Ce soir, ça s’annonce plutôt bien : la procession est relativement pacifique jusqu’au point stratégique de la place de l’Hôtel de Ville, dite « du Mac Do ». Quand je dis « plutôt bien », il faut comprendre « mois pire que la dernière fois ». Trois jours plus tôt, même endroit, même heure, le vélo d’un type recevait des violents coups de pieds et de bâtons pour le motif évident que le dit type ne poussait pas sa bicyclette assez rapidement, selon le radar des forces armées.
Au même moment, un athlétique jeune homme s’entrainait courageusement au 100m sprint, tandis que deux hommes de bleu vêtus (probablement les entraineurs de notre sportif) voulaient à tout prix lui faire pratiquer le relai, vu les efforts déployés pour tenter de donner leurs bâtons au coureur. Mais ils ne doivent pas être très malins comme entraineurs pour croire qu’on peut attraper un bâton avec la tête. Ou alors peut-être que c’est moi qui me trompe et que ce n’étaient pas des sportifs… Enfin bon…
On avait aussi eu droit à une démonstration de maitre chien vachement impressionnante : la scène classique du type qui se fait plaquer à terre par deux canidés germaniques, mais là, il ne portait même pas d’équipement de protection en mousse ! Balèze j’vous dis. M’enfin les chiens étaient muselés quand même, hein, moi j’l'ai bien vu le truc. Il suffit d’être un peu cascadeur et puis t’as presque pas mal.
Mais bon, comme je le disais, aucun numéro de cirque ce soir, les gens sont évacués correctement jusqu’au Mac Do. Et là, les CRS ne vont pas vraiment plus loin, parce qu’ils ne sont pas assez nombreux pour couvrir toutes les rues qui s’ouvrent devant eux. Mais s’ils ne vont pas plus loin, nous non plus. Je n’ai nulle part ou aller de toutes façons. Il est 4h du mat’, et j’ai un train à prendre a 8h pour Paris. Je vais donc passer la nuit dans la rue avec les gens que je trouverai : du clodo a la petite racaille en passant par les teuffeurs et les Écossais roux, toute âme qui vive est un compagnon d’errance potentiel.
Mais je n’en suis pas encore là : pour le moment, il y a encore une foule de gens qui observent les CRS (ou l’inverse, là, honnêtement, je ne sais pas…). Alors bon, je discute avec les gens autour de moi, tranquillement à base de tranquillade, quand tout à coup, stupeur et torréfaction ! Le volume sonore du côté de la mairie augmente drastiquement ! Un groupe de CRS charge en direction de la foule. Cris, course à pied, pieds et bâtons dans la gueule, gueule en sang, sans pitié, t’y es pour rien mais tu prends quand même.

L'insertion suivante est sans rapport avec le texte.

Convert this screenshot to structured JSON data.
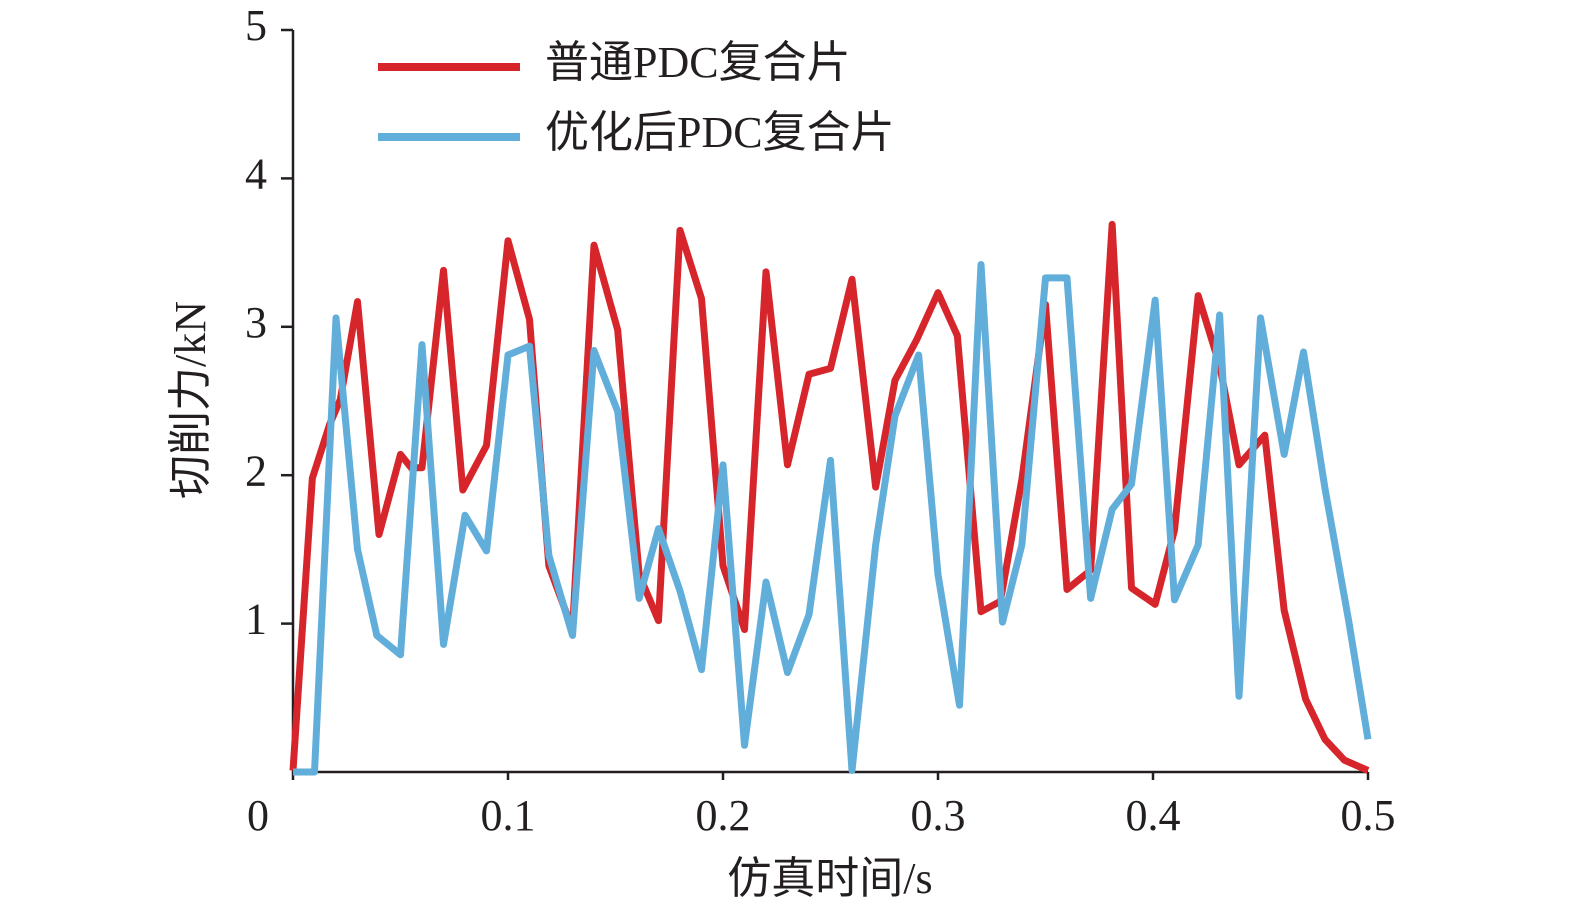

C’était une frappe éclair. Pour l’exemple probablement. La foule n’approuve pas. Huées. Sifflements. Puis le fameux « CRS, SS ! » retentit juste à côté de moi. Alors un « pote » rencontré peu avant, du style survet’ Airness, TN aux pieds, rappeur en freelance et smicard en puissance, gentil comme pas deux et loin d’être un con, réplique : « Arrêtez les gars, ‘faut pas dire des conneries comme ça, ils sont pas tous cons les flics, il y en a des bien. Evitez les généralités, vous n’aimez pas quand on dit que les jeunes c’est tous des délinquants alors dites pas que les flics sont des SS. »
Un type bien, j’vous dis.
Pourtant, moins de deux minutes plus tard, lorsque les CRS s’élancent dans notre direction, en nous ordonnant de reculer et en usant de la lacrymo pour qu’on comprenne mieux (finalement, c’est pas vraiment pire que quand j’avais sniffé la poivrière étant gosse pour « voir comment ca fait »), le pote n’aura pas le temps de finir de formuler sa question : « OK, on va reculer, dites-nous jusqu’où et on ira là-bas. »

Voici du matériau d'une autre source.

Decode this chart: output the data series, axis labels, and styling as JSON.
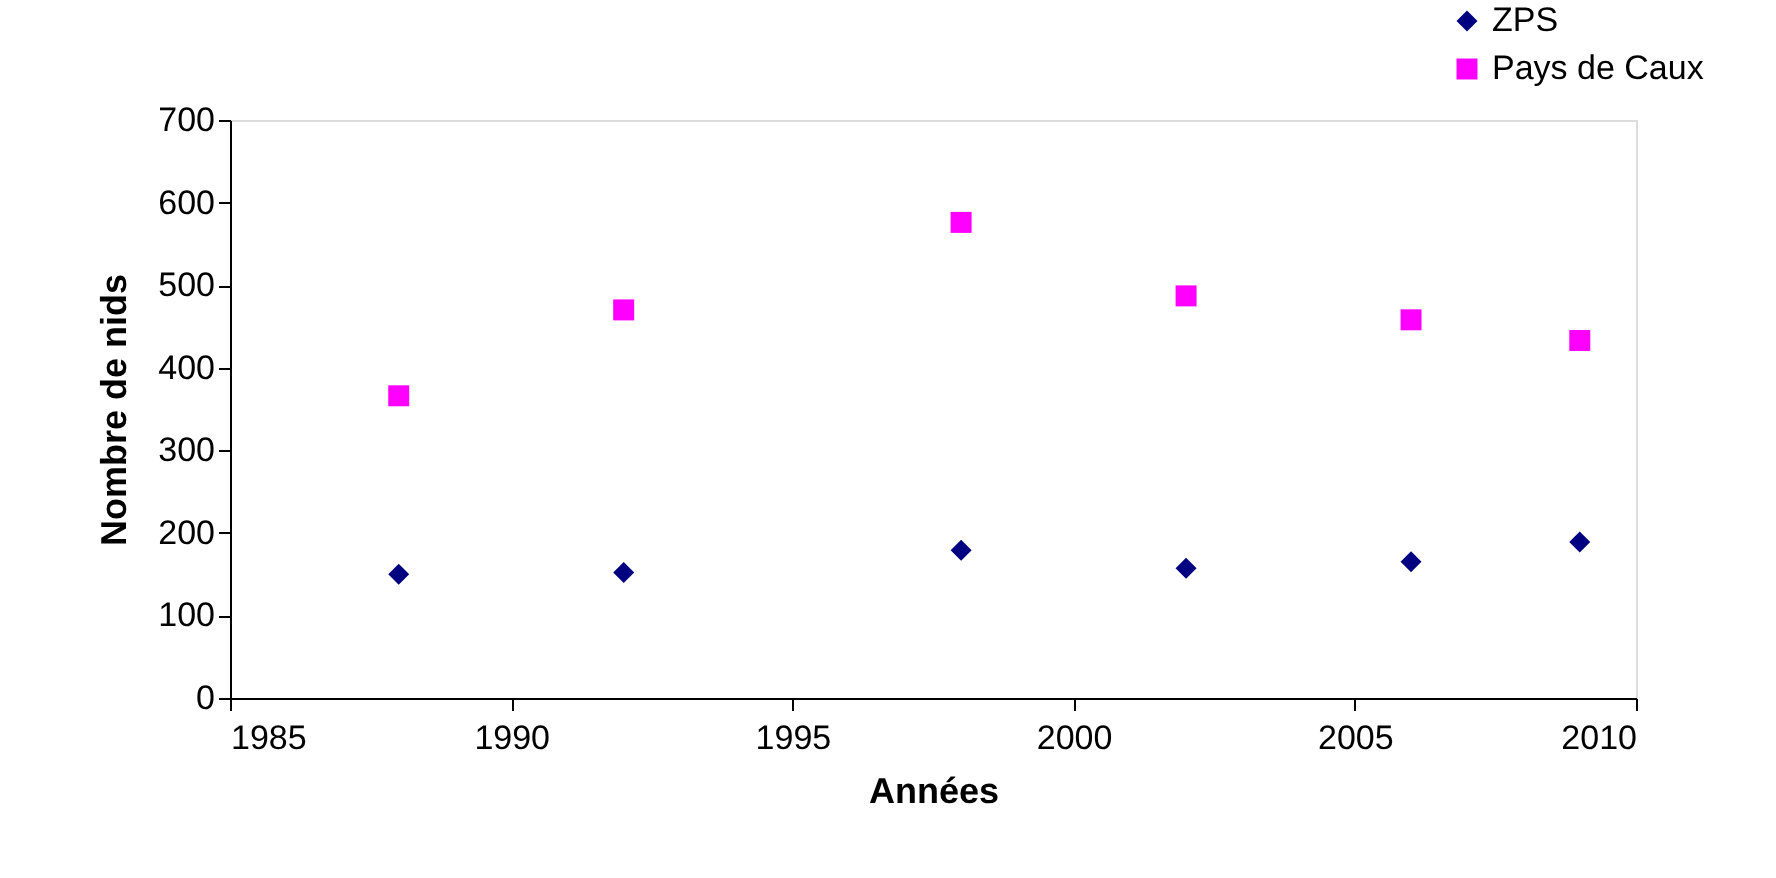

En effet, il serra vite interrompu par un bon coup de tonfa, qui comme tout le monde le sait, est une réponse parfaitement adéquate dans toute discussion entre gens civilisés. Etant un peu bavards, les « bleus » lui assèneront encore quelques répliques poignantes avant qu’il n’arrive à se relever et a fuir cette conversation stérile.
Chance pour moi, j’ai réussi à reculer assez vite pour éviter de prendre part à ce débat, et je profite de ce recul pour porter un regard objectif sur les arguments violents que les CRS donnent aux citoyens. Merci Nikon Coolpix de m’aider a prendre des notes.
Mais alors que l’objectivité de mon objectif se pointait vers une jeune fille se faisant « manipuler » par cinq gens d’armes, une racaille à la tête plus rasée que moi, arborant un beau bombers en cuir, me tint à peu près ce langage (avec l’accent du 93 qui va bien) : « hey kestu prends des ph’tos là Police ! T’as une carte d’identité Police ? Roger ! Viens m’aider ! Mains contre le mur ! ».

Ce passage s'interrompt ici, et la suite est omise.